The Ten Best Crime Novels
Barry Forshaw - The Independent
Feb 21, 2008
1 What the Dead Know - Laura Lippman
A psychological crime thriller in which a woman reappears after being abducted many years previously; it's built on a puzzle, but is also about identity - a sophisticated book.
Orion
2 Child 44 - Tom Rob Smith
Tom Rob Smith is a name to watch. A young Russian policeman who justifies the nasty things he has to do for the national good turns against the state when his wife is accused.
Simon and Schuster
3 The Broken Shore - Peter Temple
Winner of the highly prized Duncan Lawrie Dagger, this is a about a damaged detective who's trying to solve a mystery involving Aborigines accused of murder.

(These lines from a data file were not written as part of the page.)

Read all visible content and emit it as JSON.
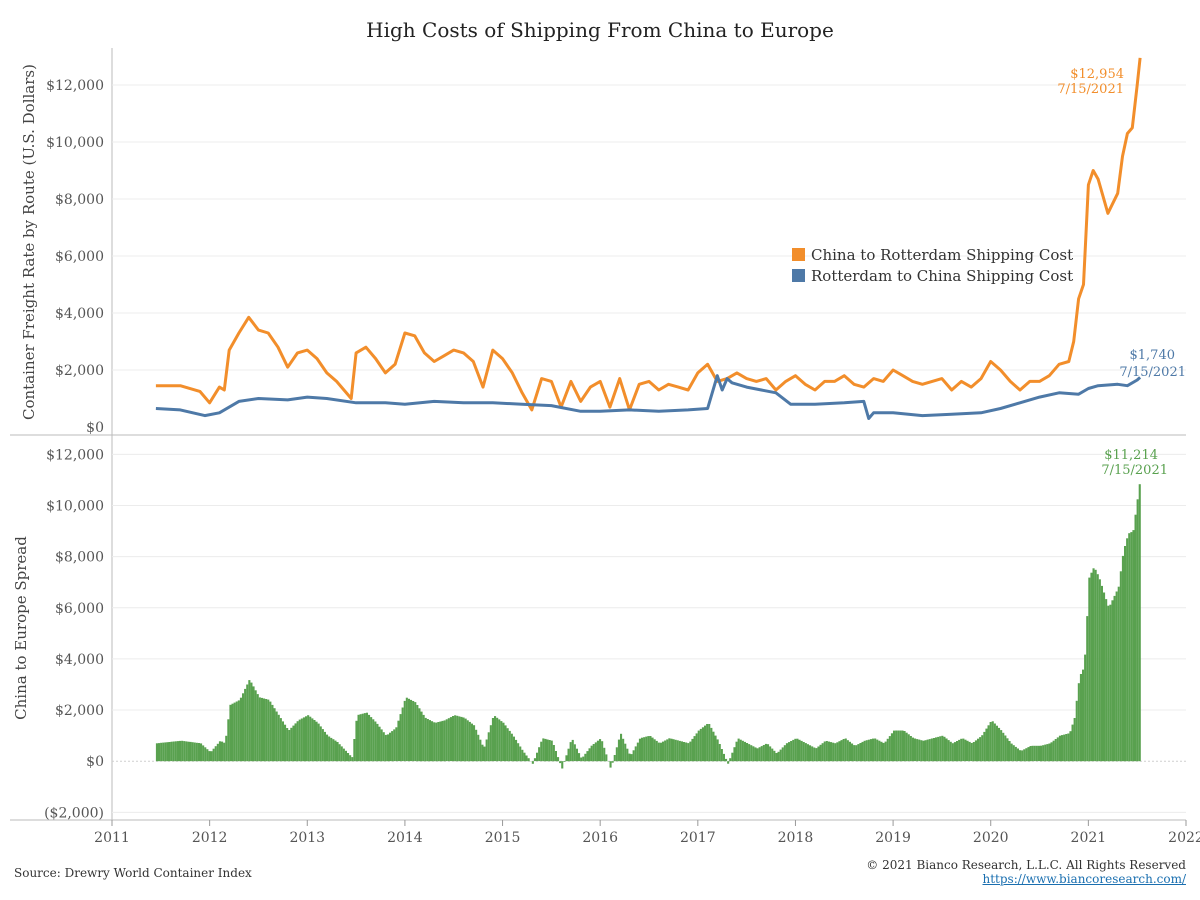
{
  "title": "High Costs of Shipping From China to Europe",
  "footer": {
    "source": "Source: Drewry World Container Index",
    "copyright": "© 2021 Bianco Research, L.L.C. All Rights Reserved",
    "url": "https://www.biancoresearch.com/"
  },
  "colors": {
    "china_to_rotterdam": "#f28e2b",
    "rotterdam_to_china": "#4e79a7",
    "spread": "#59a14f"
  },
  "chart_data": [
    {
      "type": "line",
      "ylabel": "Container Freight Rate by Route (U.S. Dollars)",
      "ylim": [
        0,
        13300
      ],
      "yticks": [
        0,
        2000,
        4000,
        6000,
        8000,
        10000,
        12000
      ],
      "ytick_labels": [
        "$0",
        "$2,000",
        "$4,000",
        "$6,000",
        "$8,000",
        "$10,000",
        "$12,000"
      ],
      "legend_position": "center-right",
      "series": [
        {
          "name": "China to Rotterdam Shipping Cost",
          "color": "#f28e2b",
          "x": [
            2011.45,
            2011.7,
            2011.9,
            2012.0,
            2012.1,
            2012.15,
            2012.2,
            2012.3,
            2012.4,
            2012.5,
            2012.6,
            2012.7,
            2012.8,
            2012.9,
            2013.0,
            2013.1,
            2013.2,
            2013.3,
            2013.45,
            2013.5,
            2013.6,
            2013.7,
            2013.8,
            2013.9,
            2014.0,
            2014.1,
            2014.2,
            2014.3,
            2014.4,
            2014.5,
            2014.6,
            2014.7,
            2014.8,
            2014.9,
            2015.0,
            2015.1,
            2015.2,
            2015.3,
            2015.4,
            2015.5,
            2015.6,
            2015.7,
            2015.8,
            2015.9,
            2016.0,
            2016.1,
            2016.2,
            2016.3,
            2016.4,
            2016.5,
            2016.6,
            2016.7,
            2016.8,
            2016.9,
            2017.0,
            2017.1,
            2017.2,
            2017.3,
            2017.4,
            2017.5,
            2017.6,
            2017.7,
            2017.8,
            2017.9,
            2018.0,
            2018.1,
            2018.2,
            2018.3,
            2018.4,
            2018.5,
            2018.6,
            2018.7,
            2018.8,
            2018.9,
            2019.0,
            2019.1,
            2019.2,
            2019.3,
            2019.4,
            2019.5,
            2019.6,
            2019.7,
            2019.8,
            2019.9,
            2020.0,
            2020.1,
            2020.2,
            2020.3,
            2020.4,
            2020.5,
            2020.6,
            2020.7,
            2020.8,
            2020.85,
            2020.9,
            2020.95,
            2021.0,
            2021.05,
            2021.1,
            2021.2,
            2021.3,
            2021.35,
            2021.4,
            2021.45,
            2021.5,
            2021.53
          ],
          "values": [
            1450,
            1450,
            1250,
            850,
            1400,
            1300,
            2700,
            3300,
            3850,
            3400,
            3300,
            2800,
            2100,
            2600,
            2700,
            2400,
            1900,
            1600,
            1000,
            2600,
            2800,
            2400,
            1900,
            2200,
            3300,
            3200,
            2600,
            2300,
            2500,
            2700,
            2600,
            2300,
            1400,
            2700,
            2400,
            1900,
            1200,
            600,
            1700,
            1600,
            700,
            1600,
            900,
            1400,
            1600,
            700,
            1700,
            600,
            1500,
            1600,
            1300,
            1500,
            1400,
            1300,
            1900,
            2200,
            1600,
            1700,
            1900,
            1700,
            1600,
            1700,
            1300,
            1600,
            1800,
            1500,
            1300,
            1600,
            1600,
            1800,
            1500,
            1400,
            1700,
            1600,
            2000,
            1800,
            1600,
            1500,
            1600,
            1700,
            1300,
            1600,
            1400,
            1700,
            2300,
            2000,
            1600,
            1300,
            1600,
            1600,
            1800,
            2200,
            2300,
            3000,
            4500,
            5000,
            8500,
            9000,
            8700,
            7500,
            8200,
            9500,
            10300,
            10500,
            12000,
            12954
          ]
        },
        {
          "name": "Rotterdam to China Shipping Cost",
          "color": "#4e79a7",
          "x": [
            2011.45,
            2011.7,
            2011.95,
            2012.1,
            2012.3,
            2012.5,
            2012.8,
            2013.0,
            2013.2,
            2013.5,
            2013.8,
            2014.0,
            2014.3,
            2014.6,
            2014.9,
            2015.2,
            2015.5,
            2015.8,
            2016.0,
            2016.3,
            2016.6,
            2016.9,
            2017.1,
            2017.2,
            2017.25,
            2017.3,
            2017.35,
            2017.5,
            2017.8,
            2017.95,
            2018.2,
            2018.5,
            2018.7,
            2018.75,
            2018.8,
            2019.0,
            2019.3,
            2019.6,
            2019.9,
            2020.1,
            2020.3,
            2020.5,
            2020.7,
            2020.9,
            2021.0,
            2021.1,
            2021.3,
            2021.4,
            2021.5,
            2021.53
          ],
          "values": [
            650,
            600,
            400,
            500,
            900,
            1000,
            950,
            1050,
            1000,
            850,
            850,
            800,
            900,
            850,
            850,
            800,
            750,
            550,
            550,
            600,
            550,
            600,
            650,
            1800,
            1300,
            1700,
            1550,
            1400,
            1200,
            800,
            800,
            850,
            900,
            300,
            500,
            500,
            400,
            450,
            500,
            650,
            850,
            1050,
            1200,
            1150,
            1350,
            1450,
            1500,
            1450,
            1650,
            1740
          ]
        }
      ],
      "annotations": [
        {
          "text": "$12,954",
          "date_label": "7/15/2021",
          "x": 2021.53,
          "y": 12954,
          "color": "#f28e2b"
        },
        {
          "text": "$1,740",
          "date_label": "7/15/2021",
          "x": 2021.53,
          "y": 1740,
          "color": "#4e79a7"
        }
      ]
    },
    {
      "type": "bar",
      "ylabel": "China to Europe Spread",
      "ylim": [
        -2300,
        12600
      ],
      "yticks": [
        -2000,
        0,
        2000,
        4000,
        6000,
        8000,
        10000,
        12000
      ],
      "ytick_labels": [
        "($2,000)",
        "$0",
        "$2,000",
        "$4,000",
        "$6,000",
        "$8,000",
        "$10,000",
        "$12,000"
      ],
      "x": [
        2011.45,
        2011.7,
        2011.9,
        2012.0,
        2012.1,
        2012.15,
        2012.2,
        2012.3,
        2012.4,
        2012.5,
        2012.6,
        2012.7,
        2012.8,
        2012.9,
        2013.0,
        2013.1,
        2013.2,
        2013.3,
        2013.45,
        2013.5,
        2013.6,
        2013.7,
        2013.8,
        2013.9,
        2014.0,
        2014.1,
        2014.2,
        2014.3,
        2014.4,
        2014.5,
        2014.6,
        2014.7,
        2014.8,
        2014.9,
        2015.0,
        2015.1,
        2015.2,
        2015.3,
        2015.4,
        2015.5,
        2015.6,
        2015.7,
        2015.8,
        2015.9,
        2016.0,
        2016.1,
        2016.2,
        2016.3,
        2016.4,
        2016.5,
        2016.6,
        2016.7,
        2016.8,
        2016.9,
        2017.0,
        2017.1,
        2017.2,
        2017.3,
        2017.4,
        2017.5,
        2017.6,
        2017.7,
        2017.8,
        2017.9,
        2018.0,
        2018.1,
        2018.2,
        2018.3,
        2018.4,
        2018.5,
        2018.6,
        2018.7,
        2018.8,
        2018.9,
        2019.0,
        2019.1,
        2019.2,
        2019.3,
        2019.4,
        2019.5,
        2019.6,
        2019.7,
        2019.8,
        2019.9,
        2020.0,
        2020.1,
        2020.2,
        2020.3,
        2020.4,
        2020.5,
        2020.6,
        2020.7,
        2020.8,
        2020.85,
        2020.9,
        2020.95,
        2021.0,
        2021.05,
        2021.1,
        2021.2,
        2021.3,
        2021.35,
        2021.4,
        2021.45,
        2021.5,
        2021.53
      ],
      "values": [
        700,
        800,
        700,
        350,
        800,
        700,
        2200,
        2400,
        3200,
        2500,
        2400,
        1800,
        1200,
        1600,
        1800,
        1500,
        1000,
        750,
        150,
        1800,
        1900,
        1500,
        1000,
        1300,
        2500,
        2300,
        1700,
        1500,
        1600,
        1800,
        1700,
        1400,
        500,
        1800,
        1500,
        1000,
        400,
        -100,
        900,
        800,
        -300,
        900,
        100,
        600,
        900,
        -300,
        1100,
        200,
        900,
        1000,
        700,
        900,
        800,
        700,
        1200,
        1500,
        800,
        -100,
        900,
        700,
        500,
        700,
        300,
        700,
        900,
        700,
        500,
        800,
        700,
        900,
        600,
        800,
        900,
        700,
        1200,
        1200,
        900,
        800,
        900,
        1000,
        700,
        900,
        700,
        1000,
        1600,
        1200,
        700,
        400,
        600,
        600,
        700,
        1000,
        1100,
        1700,
        3300,
        3700,
        7200,
        7600,
        7200,
        6000,
        6800,
        8200,
        8900,
        9000,
        10400,
        11214
      ],
      "annotations": [
        {
          "text": "$11,214",
          "date_label": "7/15/2021",
          "x": 2021.53,
          "y": 11214,
          "color": "#59a14f"
        }
      ]
    }
  ],
  "x_axis": {
    "range": [
      2011,
      2022
    ],
    "ticks": [
      2011,
      2012,
      2013,
      2014,
      2015,
      2016,
      2017,
      2018,
      2019,
      2020,
      2021,
      2022
    ],
    "tick_labels": [
      "2011",
      "2012",
      "2013",
      "2014",
      "2015",
      "2016",
      "2017",
      "2018",
      "2019",
      "2020",
      "2021",
      "2022"
    ]
  }
}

A clever novel.
Quercus
4 Sharp Objects - Gillian Flynn
A failing journalist is sent back to her home town, where she suffers a poisonous relationship with her mother. It's a clever story about the past and changing attitudes to class in the US.
Orion
5 The Art of Drowning - Frances Fyfield
Fyfield creates male characters who make male readers uncomfortable because the subject is violence towards women. It's a tremendously exciting thriller, with a grisly ending.
Sphere
6 The Girl with the Dragon - Stieg Larsson
This novel about a slightly autistic, computer-hacking, multi- tattooed punk girl, has been a hit in Sweden. Larsson, who died recently, makes her a very strong if unlikely heroine.
Quercus
7 Restless - William Boyd
A woman discovers that her mother has a chequered past and has to unpeel the layers of her mother's life and her own. A literary novel using crime or spy thriller conventions.
Bloomsbury
8 The Naming of the Dead - Ian Rankin
In his final Rebus novel, Rankin gives us a showdown between the detective and his great rival, Rafferty, recalling Sherlock Holmes and Moriarty - but taking in Gleneagles and G8.
Orion
9 Cold in Hand - John Harvey
Something of a state-of-the-nation novel and not comfortable reading. Harvey deals with social issues, but here shows Britain falling apart at the seams. Brilliant and unnerving.
William Heineman
10 Stalin's Ghost - Martin Cruz Smith
The author of Gorky Park uses a reported sighting of the ghost of Stalin to illustrate this story set in Putin's Russia, where people are glamorising life under the former dictator.